Evime gelen ziyaretçi trafiği çoğu zaman olumsuz izler bırakıyordu üzerimde. Onların belki tamamıyla dostane sözleri garip birer ironiyi çağrıştırıyordu... Bakışlarındaki acıma sinyalleri bütün içselliklerini silip süpürüyordu; fakat onlar kırdıkları potun farkında mı? Ben ne büyük bir yük yüklendiğimin bilincinde değilmişçesine mütebessim çehremle duvar tabloları gibi durağanlığımı korudukça beni anlamakta zorlanıyorlardı... Açık açık vahla tühle diz dövmüyorlarsa da Down Sendromu'nun ultrasonta teşhis edilememesindeki şanssızlığı dile getirmekten ya da aynı sendromun kuşatmasındaki bir çocuğun hazin sonundan bahsetmekte bir sakınca görmüyorlardı... Ben de oğluma sımsıkı sarılıp kulağına sevgimi fısıldıyorum. Ne olursa olsun dostuz diyorum. Seni dünyalık hiçbir değere değişmeyeceğim inan...
Ne yarın olabilecekleri düşünüp üzülerek vakit kaybetmek istiyordum, ne de etrafımdaki sağlıklı bebeklere bakıp iç geçirmek... Gerçekle hiçbir yürek sızısı duymadan yüzleşmek ve bebeğim için en doğru olanı yapmaktı tek istediğim... Hastane kontrollerini titizlikle yaptıracak, fakat beni gerçekle yüzleşmekten alıkoyacak her türlü düşten uzak duracaktım. Ağızdan ağza dolaşan hiçbir dinsel ve bilimsel veriye dayanmayan söylentilere bel bağlamayacaktım... Ve razı bir gönülle karşılayacaktım her testi, her neticeyi...

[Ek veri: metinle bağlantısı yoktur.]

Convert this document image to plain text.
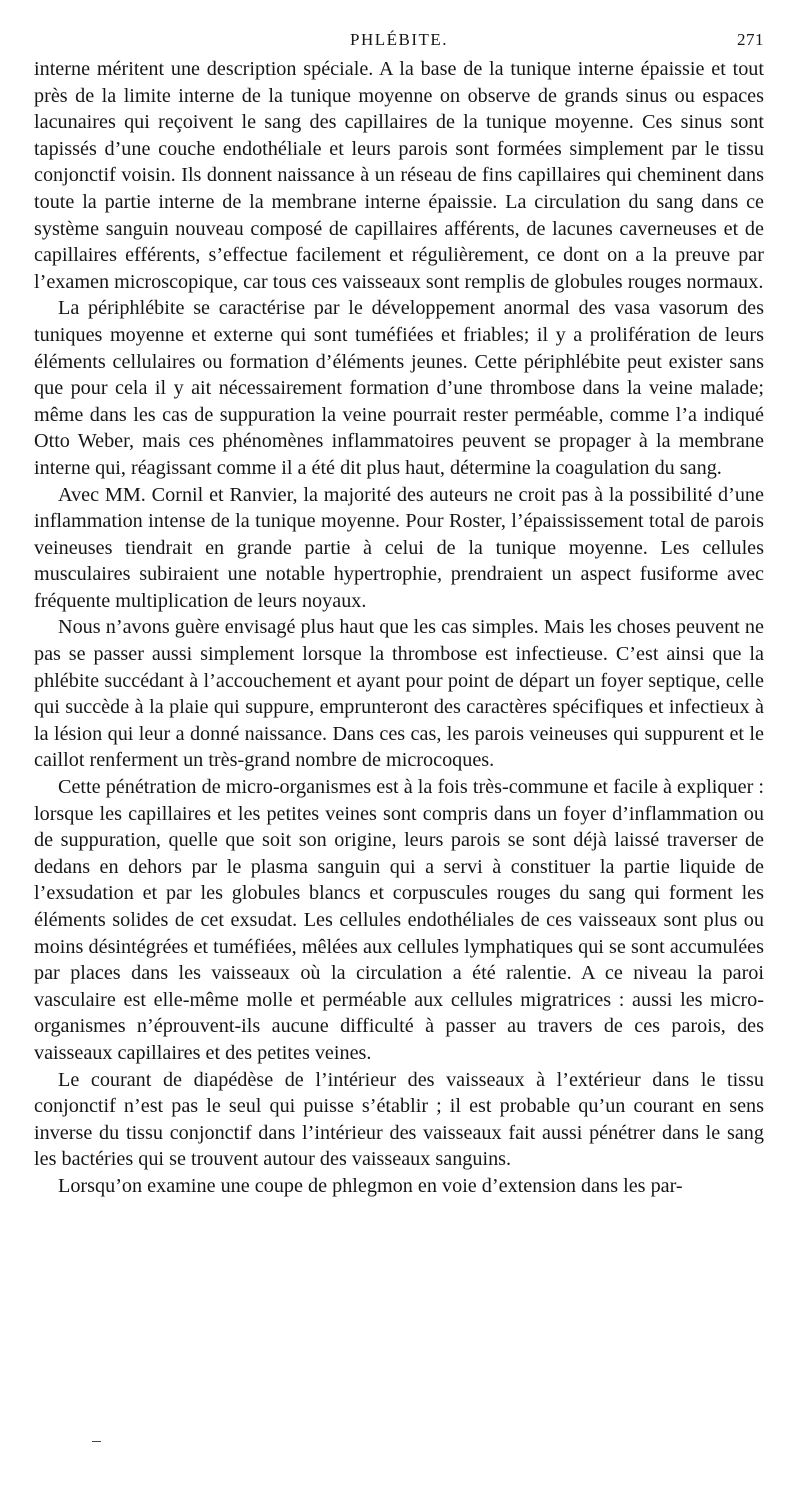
PHLÉBITE.	271

interne méritent une description spéciale. A la base de la tunique interne épaissie et tout près de la limite interne de la tunique moyenne on observe de grands sinus ou espaces lacunaires qui reçoivent le sang des capillaires de la tunique moyenne. Ces sinus sont tapissés d’une couche endothéliale et leurs parois sont formées simplement par le tissu conjonctif voisin. Ils donnent naissance à un réseau de fins capillaires qui cheminent dans toute la partie interne de la membrane interne épaissie. La circulation du sang dans ce système sanguin nouveau composé de capillaires afférents, de lacunes caverneuses et de capillaires efférents, s’effectue facilement et régulièrement, ce dont on a la preuve par l’examen microscopique, car tous ces vaisseaux sont remplis de globules rouges normaux.

La périphlébite se caractérise par le développement anormal des vasa vasorum des tuniques moyenne et externe qui sont tuméfiées et friables; il y a prolifération de leurs éléments cellulaires ou formation d’éléments jeunes. Cette périphlébite peut exister sans que pour cela il y ait nécessairement formation d’une thrombose dans la veine malade; même dans les cas de suppuration la veine pourrait rester perméable, comme l’a indiqué Otto Weber, mais ces phénomènes inflammatoires peuvent se propager à la membrane interne qui, réagissant comme il a été dit plus haut, détermine la coagulation du sang.

Avec MM. Cornil et Ranvier, la majorité des auteurs ne croit pas à la possibilité d’une inflammation intense de la tunique moyenne. Pour Roster, l’épaississement total de parois veineuses tiendrait en grande partie à celui de la tunique moyenne. Les cellules musculaires subiraient une notable hypertrophie, prendraient un aspect fusiforme avec fréquente multiplication de leurs noyaux.

Nous n’avons guère envisagé plus haut que les cas simples. Mais les choses peuvent ne pas se passer aussi simplement lorsque la thrombose est infectieuse. C’est ainsi que la phlébite succédant à l’accouchement et ayant pour point de départ un foyer septique, celle qui succède à la plaie qui suppure, emprunteront des caractères spécifiques et infectieux à la lésion qui leur a donné naissance. Dans ces cas, les parois veineuses qui suppurent et le caillot renferment un très-grand nombre de microcoques.

Cette pénétration de micro-organismes est à la fois très-commune et facile à expliquer : lorsque les capillaires et les petites veines sont compris dans un foyer d’inflammation ou de suppuration, quelle que soit son origine, leurs parois se sont déjà laissé traverser de dedans en dehors par le plasma sanguin qui a servi à constituer la partie liquide de l’exsudation et par les globules blancs et corpuscules rouges du sang qui forment les éléments solides de cet exsudat. Les cellules endothéliales de ces vaisseaux sont plus ou moins désintégrées et tuméfiées, mêlées aux cellules lymphatiques qui se sont accumulées par places dans les vaisseaux où la circulation a été ralentie. A ce niveau la paroi vasculaire est elle-même molle et perméable aux cellules migratrices : aussi les micro-organismes n’éprouvent-ils aucune difficulté à passer au travers de ces parois, des vaisseaux capillaires et des petites veines.

Le courant de diapédèse de l’intérieur des vaisseaux à l’extérieur dans le tissu conjonctif n’est pas le seul qui puisse s’établir ; il est probable qu’un courant en sens inverse du tissu conjonctif dans l’intérieur des vaisseaux fait aussi pénétrer dans le sang les bactéries qui se trouvent autour des vaisseaux sanguins.

Lorsqu’on examine une coupe de phlegmon en voie d’extension dans les par-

Şimdilerde oğlum ve ben birbirimize öyle alıştık ki, çoğu zaman onun zihinsel özürlü olduğunu düşünmüyorum bile. Oysa iki yaşına kadar ne yürüdü ne de önüne bıraktığım bir oyuncağı tuttu. Benimle kurduğu sıcak iletişim dışında hayatla pek bağı yok gibi... Acıktığı, susadığı zaman ağlasa da ağzına verileni öylesine çiğneyip yutuyor... Beni delip geçen bakışları, zamansız öfkelenmeleri, hırçınlıkları, tahammülsüzlükleri var.. Beni en çok aramızdaki sevgi köprüsünün yıkıldığını hissettiğim çaresizlik anları bedbinleştiriyor... Oğluma ulaşamadığım, ona yüreğimi aktaramadığım iki yabancı düzleminde kaldığımız o anlar en büyük kâbusum. Bir keresinde bir hastane kontrolü sırasında iki çocuğu da böbrek hastası olan bir babanın koşuşturmasını görmüştüm de ona hem acımış, hem imrenmiştim. Çocukları diyalizden çıktıktan sonra babacığım, diye boynuna sarılmışlardı. Dondurma, şekerleme istemişlerdi. Hiç acımadı demişti büyük olanı... İşte o diyalog, babanın gözlerinde dans eden sevgi huzmelerindeki vefa içimde onulmaz yaralar doğurmaya hevesli nefsime nasıl da dokunmuştu. Benim oğlum, onu sırtımda taşıyarak dünyayı turlasam bana teşekkür etmeyi ya da minik dudaklarıyla bir buse vermeyi bilir mi? Neler düşünüyorum. Karşılık beklediğim için mi annelik güzelliğim... Sadece ruhumda duyumsamak istiyorum onu... Ruhlarımız bir saniyecik olsun anlaşsın istiyorum. Çok şey değil!.. O benim gibi düşünemezse, ben onun gibi düşünemez miyim?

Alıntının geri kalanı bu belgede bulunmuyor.